Russian-born University of California at Los Angeles (UCLA) professor Vladimir Keilis-Borok says he can foresee major quakes by tracking minor temblors and historical patterns in seismic hotspots that could indicate more violent shaking is on the way.

And he has made a chilling prediction that a quake measuring at least 6.4 magnitude on the Richter scale will hit a 31,200-square-kilometre area of southern California by September 5.

The team at UCLA's Institute of Geophysics and Planetary Physics accurately predicted a 6.5-magnitude quake in central California last December as well as an 8.1-magnitude temblor that struck the Japanese island of Hokkaido in September.

[fast forward]

But researchers still point to the fact that the science of earthquake prediction has been notoriously inaccurate and the geographic area targeted by the UCLA team for an imminent quake is very large.

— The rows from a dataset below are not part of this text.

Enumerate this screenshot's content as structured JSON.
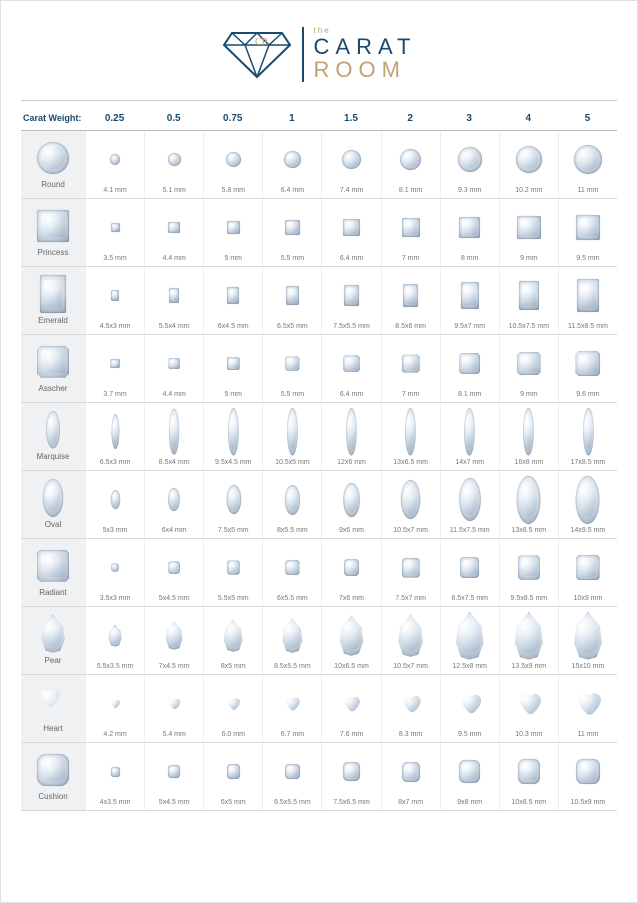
{
  "brand": {
    "the": "the",
    "line1": "CARAT",
    "line2": "ROOM"
  },
  "headerLabel": "Carat Weight:",
  "weights": [
    "0.25",
    "0.5",
    "0.75",
    "1",
    "1.5",
    "2",
    "3",
    "4",
    "5"
  ],
  "colors": {
    "navy": "#1a4a6e",
    "gold": "#bfa373",
    "grid": "#d8d8d8",
    "bg": "#ffffff",
    "shapeBg": "#f0f1f3"
  },
  "baseUnit": 2.6,
  "shapes": [
    {
      "key": "round",
      "name": "Round",
      "aspect": 1,
      "cls": "round",
      "sizes": [
        "4.1 mm",
        "5.1 mm",
        "5.8 mm",
        "6.4 mm",
        "7.4 mm",
        "8.1 mm",
        "9.3 mm",
        "10.2 mm",
        "11 mm"
      ],
      "w": [
        4.1,
        5.1,
        5.8,
        6.4,
        7.4,
        8.1,
        9.3,
        10.2,
        11
      ]
    },
    {
      "key": "princess",
      "name": "Princess",
      "aspect": 1,
      "cls": "princess",
      "sizes": [
        "3.5 mm",
        "4.4 mm",
        "5 mm",
        "5.5 mm",
        "6.4 mm",
        "7 mm",
        "8 mm",
        "9 mm",
        "9.5 mm"
      ],
      "w": [
        3.5,
        4.4,
        5,
        5.5,
        6.4,
        7,
        8,
        9,
        9.5
      ]
    },
    {
      "key": "emerald",
      "name": "Emerald",
      "aspect": 1.5,
      "cls": "emerald",
      "sizes": [
        "4.5x3 mm",
        "5.5x4 mm",
        "6x4.5 mm",
        "6.5x5 mm",
        "7.5x5.5 mm",
        "8.5x6 mm",
        "9.5x7 mm",
        "10.5x7.5 mm",
        "11.5x8.5 mm"
      ],
      "w": [
        3,
        4,
        4.5,
        5,
        5.5,
        6,
        7,
        7.5,
        8.5
      ]
    },
    {
      "key": "asscher",
      "name": "Asscher",
      "aspect": 1,
      "cls": "asscher",
      "sizes": [
        "3.7 mm",
        "4.4 mm",
        "5 mm",
        "5.5 mm",
        "6.4 mm",
        "7 mm",
        "8.1 mm",
        "9 mm",
        "9.6 mm"
      ],
      "w": [
        3.7,
        4.4,
        5,
        5.5,
        6.4,
        7,
        8.1,
        9,
        9.6
      ]
    },
    {
      "key": "marquise",
      "name": "Marquise",
      "aspect": 2.1,
      "cls": "marquise",
      "sizes": [
        "6.5x3 mm",
        "8.5x4 mm",
        "9.5x4.5 mm",
        "10.5x5 mm",
        "12x6 mm",
        "13x6.5 mm",
        "14x7 mm",
        "16x8 mm",
        "17x8.5 mm"
      ],
      "w": [
        6.5,
        8.5,
        9.5,
        10.5,
        12,
        13,
        14,
        16,
        17
      ]
    },
    {
      "key": "oval",
      "name": "Oval",
      "aspect": 1.45,
      "cls": "oval",
      "sizes": [
        "5x3 mm",
        "6x4 mm",
        "7.5x5 mm",
        "8x5.5 mm",
        "9x6 mm",
        "10.5x7 mm",
        "11.5x7.5 mm",
        "13x8.5 mm",
        "14x9.5 mm"
      ],
      "w": [
        5,
        6,
        7.5,
        8,
        9,
        10.5,
        11.5,
        13,
        14
      ]
    },
    {
      "key": "radiant",
      "name": "Radiant",
      "aspect": 1.1,
      "cls": "radiant",
      "sizes": [
        "3.5x3 mm",
        "5x4.5 mm",
        "5.5x5 mm",
        "6x5.5 mm",
        "7x6 mm",
        "7.5x7 mm",
        "8.5x7.5 mm",
        "9.5x8.5 mm",
        "10x9 mm"
      ],
      "w": [
        3,
        4.5,
        5,
        5.5,
        6,
        7,
        7.5,
        8.5,
        9
      ]
    },
    {
      "key": "pear",
      "name": "Pear",
      "aspect": 1.55,
      "cls": "pear",
      "sizes": [
        "5.5x3.5 mm",
        "7x4.5 mm",
        "8x5 mm",
        "8.5x5.5 mm",
        "10x6.5 mm",
        "10.5x7 mm",
        "12.5x8 mm",
        "13.5x9 mm",
        "15x10 mm"
      ],
      "w": [
        5.5,
        7,
        8,
        8.5,
        10,
        10.5,
        12.5,
        13.5,
        15
      ]
    },
    {
      "key": "heart",
      "name": "Heart",
      "aspect": 1,
      "cls": "heart",
      "sizes": [
        "4.2 mm",
        "5.4 mm",
        "6.0 mm",
        "6.7 mm",
        "7.6 mm",
        "8.3 mm",
        "9.5 mm",
        "10.3 mm",
        "11 mm"
      ],
      "w": [
        4.2,
        5.4,
        6,
        6.7,
        7.6,
        8.3,
        9.5,
        10.3,
        11
      ]
    },
    {
      "key": "cushion",
      "name": "Cushion",
      "aspect": 1.1,
      "cls": "cushion",
      "sizes": [
        "4x3.5 mm",
        "5x4.5 mm",
        "6x5 mm",
        "6.5x5.5 mm",
        "7.5x6.5 mm",
        "8x7 mm",
        "9x8 mm",
        "10x8.5 mm",
        "10.5x9 mm"
      ],
      "w": [
        3.5,
        4.5,
        5,
        5.5,
        6.5,
        7,
        8,
        8.5,
        9
      ]
    }
  ]
}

"It is not specific," said Susan Hough, a seismologist for the US Geological Survey based in Pasadena, near Los Angeles. "They've made three predictions and two of them have been borne out."

At a gathering of seismologists this week in Palm Springs, a University of Oregon professor is also to present findings showing the San Andreas is "about to enter a new and violent period of shaking." Have a good summer!

* Sunday update: Kenneth Reich reports in the Times that Keilis-Borok was the star of the seismology conference, where the scientist stressed that his prediction is that there is a 50% chance of such a quake.